Wines have been made from Zelen for hundreds of years, although the grape variety nearly disappeared in the 20th Century. In the early 2000s, a group of Slovenian producers banded together to reinvigorate the grape variety, forming the Zelen Consortium. This group hopes to improve the profile of the variety, as well as providing quality control.
Pinela is a white local, or autochthonous wine grape, grown almost exclusively in Slovenia’s Vipava Valley district and (possibly) in Italy’s Friuli where it’s called Pinella. (The absolute verdict is still out though on whether these are the same grape.)
First mentioned in 1324 in the Catalogo delle varietà delle vitis del Regno Veneto, a listing of grapes in Veneto in the eastern Italy, it nearly disappeared in areas of present-day Slovenia where it was particularly susceptible to frost, mold and rot. It does best in lean marl soils at altitudes higher than 150m above sea levels with ample sun.
Often used in blends, it began to appear more widely in varietal bottlings about two decades ago. Pinela wine is light lemon or yellowish in color, with a gentle floral and peachy bouquet and ample citrus notes on the palate with a medium finish. It’s dry, moderate in alcohol, generally crisp and fresh and at its best in its youth. Currently about 50 hectares (123 acres) are being cultivated in Slovenia’s Vipava district.
A limited number of winemakers also produce it as an orange-style extended skin contact wine.

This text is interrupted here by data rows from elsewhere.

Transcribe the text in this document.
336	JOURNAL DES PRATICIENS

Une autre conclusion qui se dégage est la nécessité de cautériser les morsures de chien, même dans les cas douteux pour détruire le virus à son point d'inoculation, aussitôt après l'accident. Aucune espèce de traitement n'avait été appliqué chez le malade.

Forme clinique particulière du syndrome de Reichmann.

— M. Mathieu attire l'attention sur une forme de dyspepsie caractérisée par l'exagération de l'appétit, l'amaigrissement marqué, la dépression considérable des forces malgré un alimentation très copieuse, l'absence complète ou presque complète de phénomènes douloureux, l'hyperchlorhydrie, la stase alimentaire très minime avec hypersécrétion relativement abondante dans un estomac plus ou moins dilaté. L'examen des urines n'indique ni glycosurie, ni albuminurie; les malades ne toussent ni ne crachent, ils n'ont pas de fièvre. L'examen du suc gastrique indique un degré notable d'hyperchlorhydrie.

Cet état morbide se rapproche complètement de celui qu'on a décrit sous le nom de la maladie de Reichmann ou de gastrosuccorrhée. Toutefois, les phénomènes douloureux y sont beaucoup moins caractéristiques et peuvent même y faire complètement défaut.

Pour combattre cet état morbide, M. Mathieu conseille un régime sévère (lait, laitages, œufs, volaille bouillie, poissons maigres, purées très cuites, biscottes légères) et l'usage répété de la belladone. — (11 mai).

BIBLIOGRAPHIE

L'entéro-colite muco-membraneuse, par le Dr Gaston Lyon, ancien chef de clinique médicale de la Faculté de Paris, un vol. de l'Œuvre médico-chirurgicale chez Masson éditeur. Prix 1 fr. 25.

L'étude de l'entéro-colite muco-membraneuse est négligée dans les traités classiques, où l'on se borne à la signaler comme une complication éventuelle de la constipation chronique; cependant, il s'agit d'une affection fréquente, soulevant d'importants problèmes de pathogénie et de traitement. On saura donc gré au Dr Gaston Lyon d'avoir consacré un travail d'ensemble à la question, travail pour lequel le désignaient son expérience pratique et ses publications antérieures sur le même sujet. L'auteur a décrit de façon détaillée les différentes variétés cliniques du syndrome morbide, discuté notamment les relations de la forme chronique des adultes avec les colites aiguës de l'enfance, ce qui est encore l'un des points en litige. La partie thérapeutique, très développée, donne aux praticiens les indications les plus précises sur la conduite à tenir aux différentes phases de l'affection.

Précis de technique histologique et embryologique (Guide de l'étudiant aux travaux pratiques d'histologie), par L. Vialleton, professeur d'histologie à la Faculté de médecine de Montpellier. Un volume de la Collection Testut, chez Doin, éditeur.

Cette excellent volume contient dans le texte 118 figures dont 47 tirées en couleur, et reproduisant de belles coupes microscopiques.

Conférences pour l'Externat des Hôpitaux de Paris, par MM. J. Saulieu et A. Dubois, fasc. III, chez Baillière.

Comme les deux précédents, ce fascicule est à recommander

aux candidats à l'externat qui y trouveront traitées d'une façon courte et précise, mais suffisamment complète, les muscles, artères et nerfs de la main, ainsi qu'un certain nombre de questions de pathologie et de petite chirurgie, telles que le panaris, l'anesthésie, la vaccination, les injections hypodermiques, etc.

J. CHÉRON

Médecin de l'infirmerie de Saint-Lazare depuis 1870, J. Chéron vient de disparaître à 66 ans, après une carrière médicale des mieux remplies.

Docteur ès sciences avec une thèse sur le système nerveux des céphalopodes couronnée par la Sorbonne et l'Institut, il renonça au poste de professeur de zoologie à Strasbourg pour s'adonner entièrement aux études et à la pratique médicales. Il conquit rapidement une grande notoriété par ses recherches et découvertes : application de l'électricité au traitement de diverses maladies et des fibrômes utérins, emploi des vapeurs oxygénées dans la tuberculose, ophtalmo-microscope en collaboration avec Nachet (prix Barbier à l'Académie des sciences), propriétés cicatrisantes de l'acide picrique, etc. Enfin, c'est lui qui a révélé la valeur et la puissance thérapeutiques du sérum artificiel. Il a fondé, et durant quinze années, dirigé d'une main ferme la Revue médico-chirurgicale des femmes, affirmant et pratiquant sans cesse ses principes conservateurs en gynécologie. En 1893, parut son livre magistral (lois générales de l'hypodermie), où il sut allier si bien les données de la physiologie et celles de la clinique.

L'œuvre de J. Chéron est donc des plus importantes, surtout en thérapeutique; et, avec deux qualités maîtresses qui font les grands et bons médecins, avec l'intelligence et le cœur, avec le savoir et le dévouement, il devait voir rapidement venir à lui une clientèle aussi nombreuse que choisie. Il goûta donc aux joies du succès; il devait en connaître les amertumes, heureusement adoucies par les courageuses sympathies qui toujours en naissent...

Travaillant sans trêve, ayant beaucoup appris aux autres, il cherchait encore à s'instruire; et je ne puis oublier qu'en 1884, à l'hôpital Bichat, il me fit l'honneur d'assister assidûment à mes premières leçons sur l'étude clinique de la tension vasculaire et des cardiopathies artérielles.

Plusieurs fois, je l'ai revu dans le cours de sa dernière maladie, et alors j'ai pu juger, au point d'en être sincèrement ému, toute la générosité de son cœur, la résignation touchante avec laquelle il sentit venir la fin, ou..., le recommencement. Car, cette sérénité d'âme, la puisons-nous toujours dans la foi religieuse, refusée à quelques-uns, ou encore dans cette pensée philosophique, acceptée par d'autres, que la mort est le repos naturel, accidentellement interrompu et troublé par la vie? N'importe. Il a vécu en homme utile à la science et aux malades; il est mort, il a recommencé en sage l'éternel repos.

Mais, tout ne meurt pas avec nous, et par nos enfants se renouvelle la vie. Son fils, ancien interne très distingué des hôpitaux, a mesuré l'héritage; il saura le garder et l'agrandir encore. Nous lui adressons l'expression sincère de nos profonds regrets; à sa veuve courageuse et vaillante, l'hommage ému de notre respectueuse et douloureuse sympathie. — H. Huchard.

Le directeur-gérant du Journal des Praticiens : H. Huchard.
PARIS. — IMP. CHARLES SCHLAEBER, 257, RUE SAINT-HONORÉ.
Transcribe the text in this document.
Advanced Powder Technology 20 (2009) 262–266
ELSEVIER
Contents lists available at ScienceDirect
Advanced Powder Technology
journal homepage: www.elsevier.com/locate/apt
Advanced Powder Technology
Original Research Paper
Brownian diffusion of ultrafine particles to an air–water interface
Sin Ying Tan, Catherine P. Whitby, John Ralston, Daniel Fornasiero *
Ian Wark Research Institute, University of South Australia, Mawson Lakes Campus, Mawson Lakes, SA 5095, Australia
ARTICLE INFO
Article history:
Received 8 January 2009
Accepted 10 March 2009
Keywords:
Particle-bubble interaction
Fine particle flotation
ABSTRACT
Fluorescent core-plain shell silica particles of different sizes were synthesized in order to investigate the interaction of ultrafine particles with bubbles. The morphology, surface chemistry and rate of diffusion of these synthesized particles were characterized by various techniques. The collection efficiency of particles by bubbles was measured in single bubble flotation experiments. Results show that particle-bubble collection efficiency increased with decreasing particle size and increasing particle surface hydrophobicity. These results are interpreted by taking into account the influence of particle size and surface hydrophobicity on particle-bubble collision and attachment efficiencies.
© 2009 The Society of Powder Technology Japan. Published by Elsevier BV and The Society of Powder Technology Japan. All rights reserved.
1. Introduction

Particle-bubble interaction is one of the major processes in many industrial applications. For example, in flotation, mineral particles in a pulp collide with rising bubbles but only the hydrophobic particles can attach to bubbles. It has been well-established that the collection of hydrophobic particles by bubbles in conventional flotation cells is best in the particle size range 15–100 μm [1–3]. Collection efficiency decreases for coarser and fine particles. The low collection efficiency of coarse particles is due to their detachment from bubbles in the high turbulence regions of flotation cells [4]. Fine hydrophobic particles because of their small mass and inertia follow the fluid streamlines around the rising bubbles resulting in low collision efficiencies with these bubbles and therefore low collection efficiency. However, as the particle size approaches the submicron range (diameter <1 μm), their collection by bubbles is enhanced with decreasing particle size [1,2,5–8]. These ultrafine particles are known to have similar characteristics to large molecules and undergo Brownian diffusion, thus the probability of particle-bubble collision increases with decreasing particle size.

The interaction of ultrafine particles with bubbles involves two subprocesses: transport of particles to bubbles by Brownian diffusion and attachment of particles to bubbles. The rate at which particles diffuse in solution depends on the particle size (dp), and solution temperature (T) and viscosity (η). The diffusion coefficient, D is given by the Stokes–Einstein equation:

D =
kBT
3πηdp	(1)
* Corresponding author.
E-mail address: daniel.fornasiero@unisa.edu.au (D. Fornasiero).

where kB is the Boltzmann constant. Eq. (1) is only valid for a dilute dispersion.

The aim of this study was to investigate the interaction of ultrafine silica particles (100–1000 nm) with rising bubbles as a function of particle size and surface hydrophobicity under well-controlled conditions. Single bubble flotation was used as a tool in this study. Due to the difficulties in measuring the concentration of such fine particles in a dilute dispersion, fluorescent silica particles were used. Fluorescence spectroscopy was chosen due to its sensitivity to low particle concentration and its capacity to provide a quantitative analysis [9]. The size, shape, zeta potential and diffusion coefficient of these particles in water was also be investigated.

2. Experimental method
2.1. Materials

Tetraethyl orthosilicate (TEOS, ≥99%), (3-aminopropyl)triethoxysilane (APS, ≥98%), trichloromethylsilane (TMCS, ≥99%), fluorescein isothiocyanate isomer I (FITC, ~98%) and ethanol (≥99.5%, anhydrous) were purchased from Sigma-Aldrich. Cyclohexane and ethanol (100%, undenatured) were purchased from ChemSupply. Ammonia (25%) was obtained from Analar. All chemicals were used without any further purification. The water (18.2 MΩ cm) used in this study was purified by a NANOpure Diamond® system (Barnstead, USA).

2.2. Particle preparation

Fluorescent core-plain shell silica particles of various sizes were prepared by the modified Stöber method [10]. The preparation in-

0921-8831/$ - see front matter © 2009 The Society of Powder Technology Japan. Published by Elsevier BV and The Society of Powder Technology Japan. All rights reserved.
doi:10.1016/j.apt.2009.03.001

The village of Planina nad Ajdovsčino, in the center of the Vipava district just north of the Karst plateau, is generally acknowledged as the area where the best Pinela is produced. A festival celebrating the grape takes place there each Easter Monday.
If it is the same grape in Friuli, note that it’s also called Pinello, Mattozza, Pinla, and Vipaka.
Another name less heard. Also the other names used for the grapes might not ring a bell: Friulano or Sauvignon vert. The grapes can produce different wines, most lean and dry, much depending on the region where it grows and the control of the yield.
Vitovska is a rare and ancient greenish-gold variety that is found predominantly in Carso in the northeastern Friuli-Venezia Giulia region of Italy. Its name is of Slovenian origin and small parcels of the variety are still planted in Slovenia today, mostly in the Primorski (the Slovenian Littoral) regions of Kras and Vipavska Dolina (Vipava Valley).
Teran - Refosco
Kraški teran, the deep ruby red wine made from the refošk grape that does particularly well in the area’s terra rossa, or red earth. Refošk is a fairly typical red in the primorje, or seaside area of western Slovenia, but only wines made of refošk in Kras can be called Teran. Use of the name has long been a bone of contention between Slovenian and Croatian authorities and winemakers, especially those on the Croatian side of the Istrian border who produce the same wine in their local terra rossa. Slovenia meanwhile has long claimed exclusive use of the Teran name. To confuse matters even more, refošk is not the Italian varietal Refosco dal Peduncolo Rosso; there it’s simply known as Terrano.